搜索数据库以匹配用户输入的问题

Question

我正在尝试搜索数据库并查看它是否与用户条目匹配。然而，到目前为止我的代码我只是在输入数据库中的学生姓名和号码时不断得到“学生不存在”，当我输入一个不存在的名称和号码时，它什么都没显示。我是PHP和mysql的新手，如果有人可以帮助我解释为什么我的代码不起作用，我将非常感激。我的表单在另一页上。这是我要求用户输入他们的名字只是为了表明我正在拉正确的$ _POST。我只是测试回显出的名称和数字，以确保代码正常工作......现在就是这样。

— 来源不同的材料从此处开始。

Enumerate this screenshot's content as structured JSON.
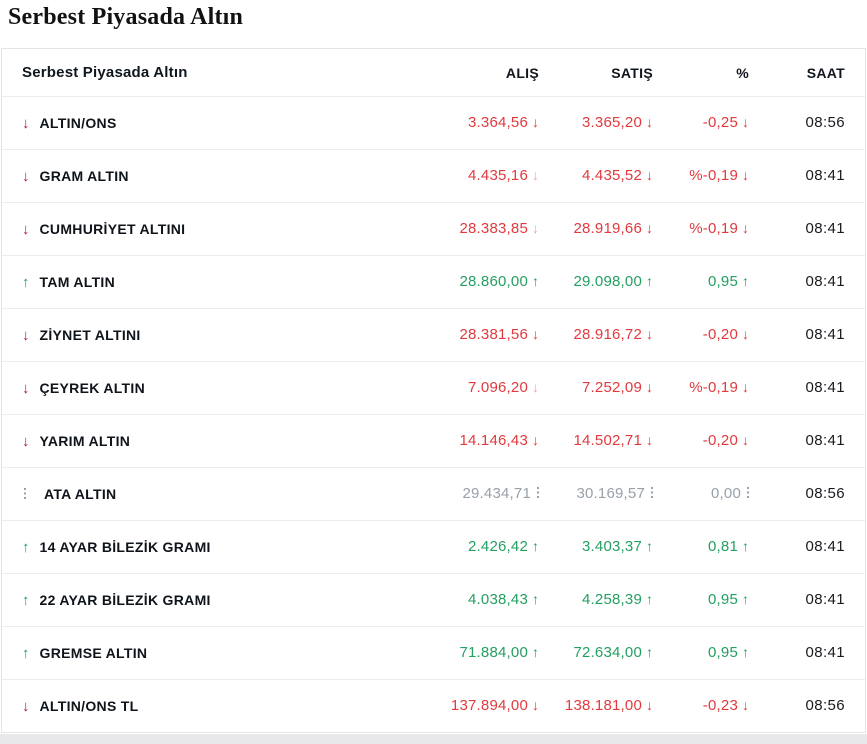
{
  "page": {
    "title": "Serbest Piyasada Altın"
  },
  "icons": {
    "down_arrow": "↓",
    "up_arrow": "↑"
  },
  "colors": {
    "value_down": "#e13a3e",
    "label_arrow_down": "#ae1f2d",
    "value_up": "#239f60",
    "neutral": "#98a0aa",
    "header_text": "#10161d",
    "row_divider": "#ededee"
  },
  "table": {
    "name": "Serbest Piyasada Altın",
    "columns": [
      "ALIŞ",
      "SATIŞ",
      "%",
      "SAAT"
    ],
    "rows": [
      {
        "name": "ALTIN/ONS",
        "trend": "down",
        "alis": "3.364,56",
        "satis": "3.365,20",
        "pct": "-0,25",
        "saat": "08:56",
        "alis_arrow": "solid"
      },
      {
        "name": "GRAM ALTIN",
        "trend": "down",
        "alis": "4.435,16",
        "satis": "4.435,52",
        "pct": "%-0,19",
        "saat": "08:41",
        "alis_arrow": "faded"
      },
      {
        "name": "CUMHURİYET ALTINI",
        "trend": "down",
        "alis": "28.383,85",
        "satis": "28.919,66",
        "pct": "%-0,19",
        "saat": "08:41",
        "alis_arrow": "faded"
      },
      {
        "name": "TAM ALTIN",
        "trend": "up",
        "alis": "28.860,00",
        "satis": "29.098,00",
        "pct": "0,95",
        "saat": "08:41",
        "alis_arrow": "solid"
      },
      {
        "name": "ZİYNET ALTINI",
        "trend": "down",
        "alis": "28.381,56",
        "satis": "28.916,72",
        "pct": "-0,20",
        "saat": "08:41",
        "alis_arrow": "solid"
      },
      {
        "name": "ÇEYREK ALTIN",
        "trend": "down",
        "alis": "7.096,20",
        "satis": "7.252,09",
        "pct": "%-0,19",
        "saat": "08:41",
        "alis_arrow": "faded"
      },
      {
        "name": "YARIM ALTIN",
        "trend": "down",
        "alis": "14.146,43",
        "satis": "14.502,71",
        "pct": "-0,20",
        "saat": "08:41",
        "alis_arrow": "solid"
      },
      {
        "name": "ATA ALTIN",
        "trend": "neutral",
        "alis": "29.434,71",
        "satis": "30.169,57",
        "pct": "0,00",
        "saat": "08:56",
        "alis_arrow": "solid"
      },
      {
        "name": "14 AYAR BİLEZİK GRAMI",
        "trend": "up",
        "alis": "2.426,42",
        "satis": "3.403,37",
        "pct": "0,81",
        "saat": "08:41",
        "alis_arrow": "solid"
      },
      {
        "name": "22 AYAR BİLEZİK GRAMI",
        "trend": "up",
        "alis": "4.038,43",
        "satis": "4.258,39",
        "pct": "0,95",
        "saat": "08:41",
        "alis_arrow": "solid"
      },
      {
        "name": "GREMSE ALTIN",
        "trend": "up",
        "alis": "71.884,00",
        "satis": "72.634,00",
        "pct": "0,95",
        "saat": "08:41",
        "alis_arrow": "solid"
      },
      {
        "name": "ALTIN/ONS TL",
        "trend": "down",
        "alis": "137.894,00",
        "satis": "138.181,00",
        "pct": "-0,23",
        "saat": "08:56",
        "alis_arrow": "solid"
      }
    ]
  }
}
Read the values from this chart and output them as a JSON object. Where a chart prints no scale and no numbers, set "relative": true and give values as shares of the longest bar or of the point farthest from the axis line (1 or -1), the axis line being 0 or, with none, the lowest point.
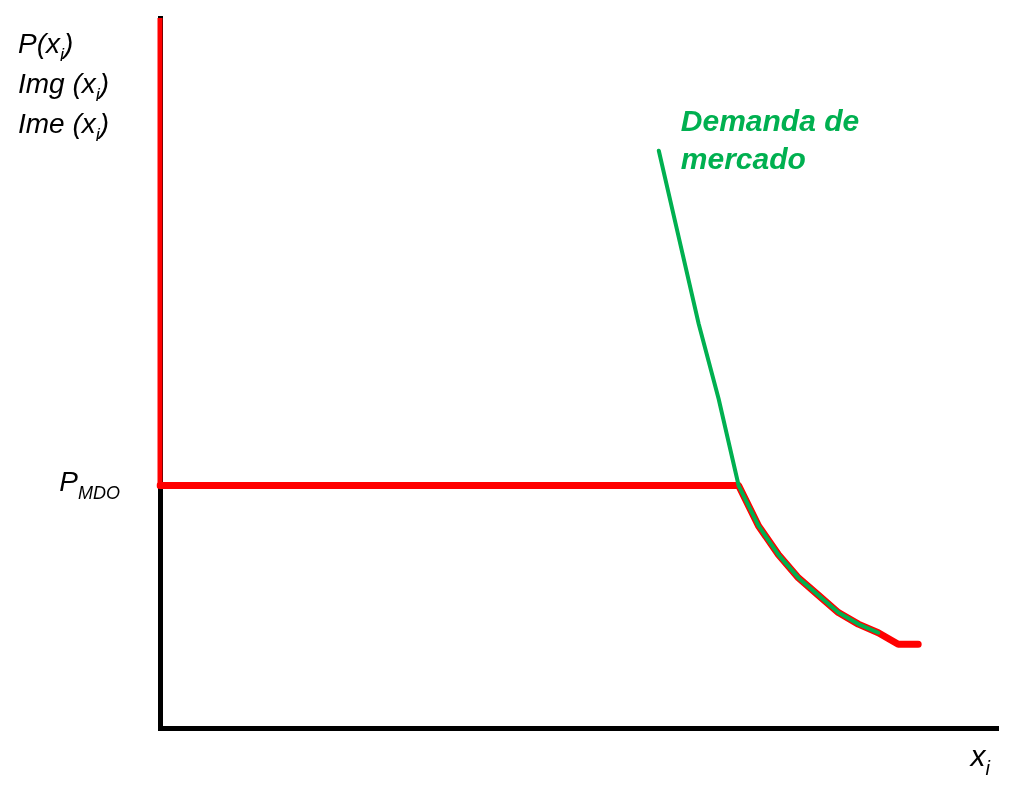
{
  "chart_data": {
    "type": "line",
    "relative": true,
    "ylabel": "P(x$_{i}$)\nImg (x$_{i}$)\nIme (x$_{i}$)",
    "xlabel": "x$_{i}$",
    "categories": [
      null,
      null,
      null,
      null,
      null,
      null,
      null,
      null,
      null,
      null,
      null,
      null,
      null,
      null,
      null,
      null,
      null,
      null,
      null,
      null,
      null,
      null,
      null,
      null,
      null,
      null,
      null,
      null,
      null,
      null,
      null,
      null,
      null,
      null,
      null,
      null,
      null,
      null,
      null,
      null,
      null,
      null,
      null
    ],
    "series": [
      {
        "name": "Demanda de mercado",
        "color": "#00b050",
        "values": [
          null,
          null,
          null,
          null,
          null,
          null,
          null,
          null,
          null,
          null,
          null,
          null,
          null,
          null,
          null,
          null,
          null,
          null,
          null,
          null,
          null,
          null,
          null,
          null,
          null,
          1.0,
          0.85,
          0.7,
          0.57,
          0.42,
          0.35,
          0.3,
          0.26,
          0.23,
          0.2,
          0.18,
          0.165,
          null,
          null,
          null,
          null,
          null,
          null
        ]
      },
      {
        "name": "P$_{MDO}$",
        "color": "#ff0000",
        "values": [
          0.42,
          0.42,
          0.42,
          0.42,
          0.42,
          0.42,
          0.42,
          0.42,
          0.42,
          0.42,
          0.42,
          0.42,
          0.42,
          0.42,
          0.42,
          0.42,
          0.42,
          0.42,
          0.42,
          0.42,
          0.42,
          0.42,
          0.42,
          0.42,
          0.42,
          0.42,
          0.42,
          0.42,
          0.42,
          0.42,
          0.35,
          0.3,
          0.26,
          0.23,
          0.2,
          0.18,
          0.165,
          0.145,
          0.145,
          null,
          null,
          null,
          null
        ]
      }
    ],
    "legend": false
  }
}
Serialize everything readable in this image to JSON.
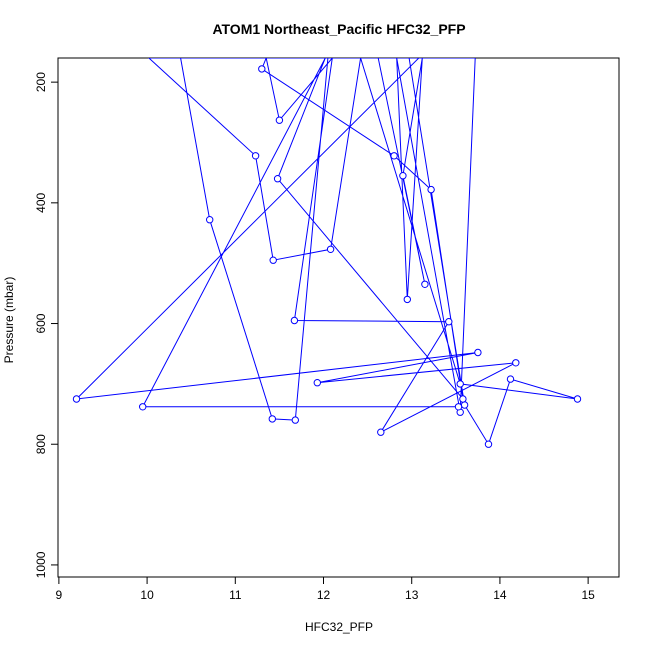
{
  "chart_data": {
    "type": "line",
    "title": "ATOM1 Northeast_Pacific HFC32_PFP",
    "xlabel": "HFC32_PFP",
    "ylabel": "Pressure (mbar)",
    "xlim": [
      8.99,
      15.35
    ],
    "ylim": [
      1020,
      160
    ],
    "y_reversed": true,
    "x_ticks": [
      9,
      10,
      11,
      12,
      13,
      14,
      15
    ],
    "y_ticks": [
      200,
      400,
      600,
      800,
      1000
    ],
    "grid": false,
    "legend": "none",
    "series_color": "#0000ff",
    "marker": "open-circle",
    "series": [
      {
        "x": [
          10.38,
          10.71,
          11.42,
          11.68,
          12.05,
          12.62,
          13.15,
          12.9,
          13.12,
          12.95,
          12.83,
          13.55,
          13.72,
          10.02,
          11.23,
          11.43,
          12.08,
          12.42,
          13.55,
          14.88,
          14.12,
          13.87,
          13.6,
          12.97,
          13.08,
          9.2,
          13.75,
          11.93,
          14.18,
          12.65,
          13.42,
          11.67,
          12.1,
          11.5,
          11.35,
          11.3,
          12.8,
          13.22,
          13.58,
          11.48,
          12.02,
          9.95,
          13.53
        ],
        "y": [
          160,
          428,
          758,
          760,
          160,
          160,
          535,
          355,
          160,
          560,
          160,
          747,
          160,
          160,
          322,
          495,
          477,
          160,
          700,
          725,
          692,
          800,
          735,
          160,
          160,
          725,
          648,
          698,
          665,
          780,
          597,
          595,
          160,
          263,
          160,
          178,
          322,
          378,
          725,
          360,
          160,
          738,
          738
        ]
      }
    ]
  }
}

<form action="next.php" method="post">


              Name: <input type="text" name="name" placeholder="Name" required="required" maxlength="50">
              <br><br>

              Student Number: <input type="text" name= "snumber" required="required" maxlength="9">
              <br><br>

next.php

<?php

require 'connect.php';

//linking up to the database
$link = mysqli_connect(HOST, USER, PASS, DB) or die (mysqli_connect_error());

//making a variable from the user data
$name = mysqli_real_escape_string ($link, $_POST["name"]);
$number = mysqli_real_escape_string ($link, $_POST["snumber"]);
$course = $_POST["pcourse"];

// select all from table student which show student name and number

$squery = "SELECT * FROM students WHERE uid='$number' AND student = '$name'";
$sresult = mysqli_query($link, $squery);

// check is name and number entered by user equals what is in database
$sfound =0;
while ($srow = mysqli_fetch_array($sresult)) {

  if ($name == $srow['uid'] && $number == $srow['student']) {

    echo "$srow[uid] $srow[student]";

  } else{
    echo "Student doesn't exist";

    $sfound =1;
  }  // end of if ($name == $srow['uid'] && $number == $srow['student'])
} // end of while ($srow = mysqli_fetch_array($sresult))

mysqli_close ($link);
?>

<html>
<body>
<form action="index.php" method="post">
  <br>
    <input type = "submit" value="back" name="back">
</form>
</body>
</html>

Answer 1

虽然示例缺少结束HTML标记，但您的</form>似乎无效。

现在到PHP。我修正了一些错误。这是代码：

PHP

<?php
require 'connect.php';

//linking up to the database
$link = mysqli_connect(HOST, USER, PASS, DB) or die (mysqli_connect_error());

//making a variable from the user data
$name = mysqli_real_escape_string ($link, $_POST["name"]);
$number = mysqli_real_escape_string ($link, $_POST["snumber"]);
$course = $_POST["pcourse"];

// select all from table student which show student name and number

$squery = "SELECT * FROM students WHERE uid=".$number." AND student = '".$name."'";
$sresult = mysqli_query($link, $squery);

// check if name and number entered by user equals what is in database
$sfound =0;
while ($srow = mysqli_fetch_assoc($sresult))
{
    if ($name == $srow['student'] && $number == $srow['uid']) echo $srow['uid'].' '.$srow[student];
    else 
    {
        echo "Student doesn't exist";
        $sfound =1;
    } // end of if ($name == $srow['student'] && $number == $srow['uid'])
} // end of while ($srow = mysqli_fetch_array($sresult))

mysqli_close ($link);
?>

Answer 2

您需要查看mysqli_real_escape_string生成的结果，它们可能为空。这可能是您的数据库查询检索0行的原因。如果您的连接$link也是空的，那么这应该是首要原因。